Het hof stelt vast dat artikel 197b Sr niet alle bestanddelen van artikel 197a Sr bevat en is van oordeel dat artikel 197b Sr niet als een bijzondere strafbepaling in de zin van artikel 55, tweede lid, Sr dient te worden beschouwd.
Dat uit de wetsgeschiedenis (Kamerstukken II 1994-1995, 24 269, nr. 3, blz. 3) blijkt dat de wijziging van artikel 197a Sr tot gevolg heeft gehad dat artikel 197b Sr voortaan als een geprivilegieerd delict moet worden beschouwd ten opzichte van artikel 197a Sr leidt niet tot een ander oordeel. Een geprivilegieerd delict is niet hetzelfde als een bijzondere strafbepaling in de zin van artikel 55, tweede lid, Sr.
Het verweer faalt.
Het bewezenverklaarde levert op:
een ander uit winstbejag behulpzaam zijn bij het zich verschaffen van verblijf in Nederland, terwijl hij weet of ernstige redenen heeft te vermoeden dat dat verblijf wederrechtelijk is, terwijl het feit wordt begaan door een persoon die daarvan een gewoonte maakt en terwijl het feit in vereniging wordt begaan door meerdere personen.”
2.3
De tenlastelegging en de bewezenverklaring zijn toegesneden op artikel 197a lid 2 Sr. Het hof heeft het bewezenverklaarde gekwalificeerd als “een ander uit winstbejag behulpzaam zijn bij het zich verschaffen van verblijf in Nederland, terwijl hij weet of ernstige redenen heeft te vermoeden dat dat verblijf wederrechtelijk is, terwijl het feit wordt begaan door een persoon die daarvan een gewoonte maakt en terwijl het feit in vereniging wordt begaan door meerdere personen.”
2.4
De volgende wettelijke bepalingen zijn van belang.
- Artikel 55 Sr:
“1. Valt een feit in meer dan één strafbepaling, dan wordt slechts één van die bepalingen toegepast, bij verschil die waarbij de zwaarste hoofdstraf is gesteld.

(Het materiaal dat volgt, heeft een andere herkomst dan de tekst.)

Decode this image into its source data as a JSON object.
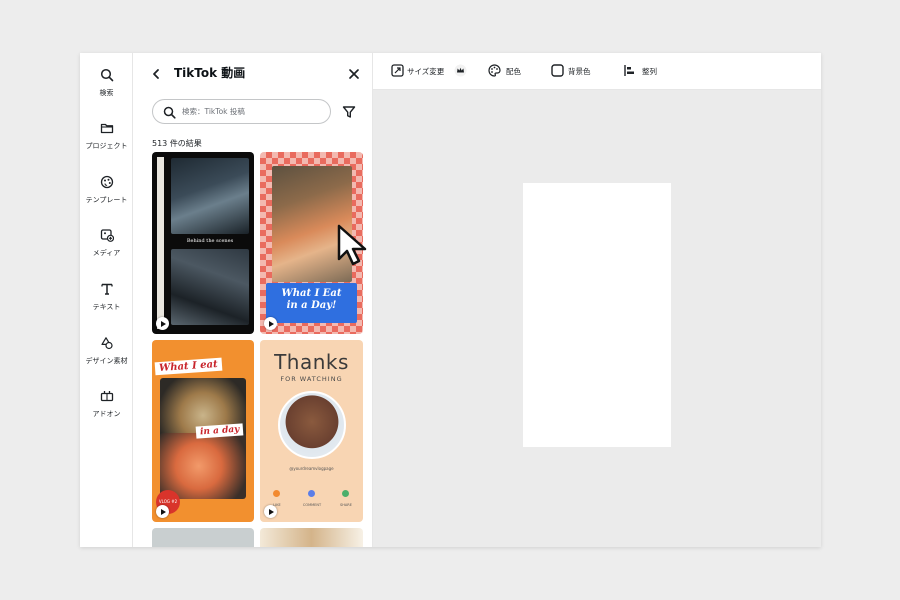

2. Indien voor een feit dat in een algemene strafbepaling valt een bijzondere strafbepaling bestaat, komt deze alleen in aanmerking.”
- Artikel 197a lid 2 Sr:
“Hij die een ander uit winstbejag behulpzaam is bij het zich verschaffen van verblijf in Nederland, een andere lidstaat van de Europese Unie, IJsland, Noorwegen of een staat die is toegetreden tot het in het eerste lid genoemde protocol, of hem daartoe gelegenheid, middelen of inlichtingen verschaft, terwijl hij weet of ernstige redenen heeft te vermoeden dat dat verblijf wederrechtelijk is, wordt gestraft met een gevangenisstraf van ten hoogste zes jaren of geldboete van de vijfde categorie.”
- Artikel 197b Sr:
“Hij die een ander, die zich wederrechtelijk toegang tot of verblijf in Nederland heeft verschaft, krachtens overeenkomst of aanstelling arbeid doet verrichten, terwijl hij weet of ernstige redenen heeft om te vermoeden dat de toegang of dat verblijf wederrechtelijk is, wordt gestraft met een gevangenisstraf van ten hoogste een jaar of geldboete van de vijfde categorie.”
2.5
In zijn prejudiciële beslissing van 18 februari 2025, ECLI:NL:HR:2025:228 heeft de Hoge Raad geoordeeld dat artikel 197b Sr ten opzichte van artikel 197a lid 2 Sr niet kan worden beschouwd als een bijzondere strafbepaling in de zin van artikel 55 lid 2 Sr. Het oordeel van het hof dat artikel 55 lid 2 Sr niet aan toepassing van artikel 197a lid 2 Sr in de weg staat, is dus juist.
2.6
Het cassatiemiddel faalt.

3.Beslissing

De Hoge Raad verwerpt het beroep.
Dit arrest is gewezen door de vice-president V. van den Brink als voorzitter, en de raadsheren Y. Buruma en T. Kooijmans, in bijzijn van de waarnemend griffier H.J.S. Kea, en uitgesproken ter openbare terechtzitting van
18 februari 2025.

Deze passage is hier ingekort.